KV caching resolves this compute overlap by storing the intermediate states of the attention layers during inference. Specifically, in the transformer attention mechanism, each token generates Query (Q), Key (K), and Value (V) vectors. During subsequent steps, the Keys and Values calculated for all previous tokens (both the initial prompt and already generated tokens) are stored and reused, eliminating redundant computation.
In nanochat, this critical KV cache is architecturally defined as a 6-dimensional tensor with the shape:
cache_shape = (L, 2, B, H, T, D)
where L is the number of transformer layers; 2 is the separate storage dimension for Keys and Values; B is the batch size; H is the number of attention heads; T is the maximum sequence (context) length; and D is the head dimension. This highly specific architectural implementation minimizes inference latency by substituting expensive repeated matrix multiplications with fast memory lookups, ensuring that the model remains fast even when generating long responses.
Generation and Sampling Strategies
Token generation requires careful management of randomness to balance coherence (a deterministic output) with creativity (variability). Nanochat achieves this balance using a combination of Temperature and Top-K sampling.
The generation process follows a defined flow:
- The transformer outputs logits (raw prediction scores) across the entire vocabulary.
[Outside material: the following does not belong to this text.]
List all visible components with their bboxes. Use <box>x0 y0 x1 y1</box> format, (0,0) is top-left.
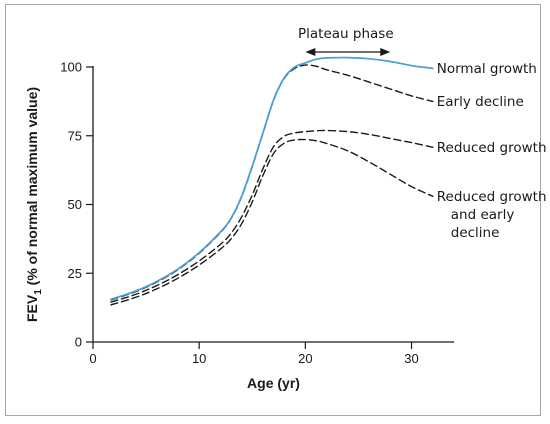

- Top-K Filtering: The tokens are sorted by logit value, and only the top K most likely tokens are retained, restricting the pool of potential candidates.
- Temperature Scaling: A temperature value T is applied to the logits of these retained K tokens. A higher temperature (up to 2.0) flattens the probability distribution, increasing the likelihood of selecting less probable tokens and resulting in greater variability; a lower temperature (down to 0.0) sharpens the distribution, leading to more deterministic and focused output.
- The probabilities are renormalized to sum to 1.0.
- The final token is sampled from this restricted, scaled distribution.
The integration of an optimized KV cache architecture and standardized sampling strategies demonstrates a commitment to designing not just a research model, but a complete blueprint for deploying an efficient, low-latency, real-time LLM service.
Conclusion
The nanochat project successfully delivers a complete, deployable LLM solution optimized for minimal compute constraints. It achieved its goal of creating “the best ChatGPT $100 can buy” by demonstrating profound efficiency across every stage of the pipeline: utilizing high-performance Rust for tokenization, adopting a strategic hybrid optimization approach (Muon + AdamW) with ZeRO-2 for memory efficiency, and implementing low-latency inference mechanics like the 6D KV cache. The project serves as a comprehensive, end-to-end blueprint for contemporary LLM development, illustrating how transformers, tokenization, and fine-tuning must interact cohesively to form a functional, real-world system.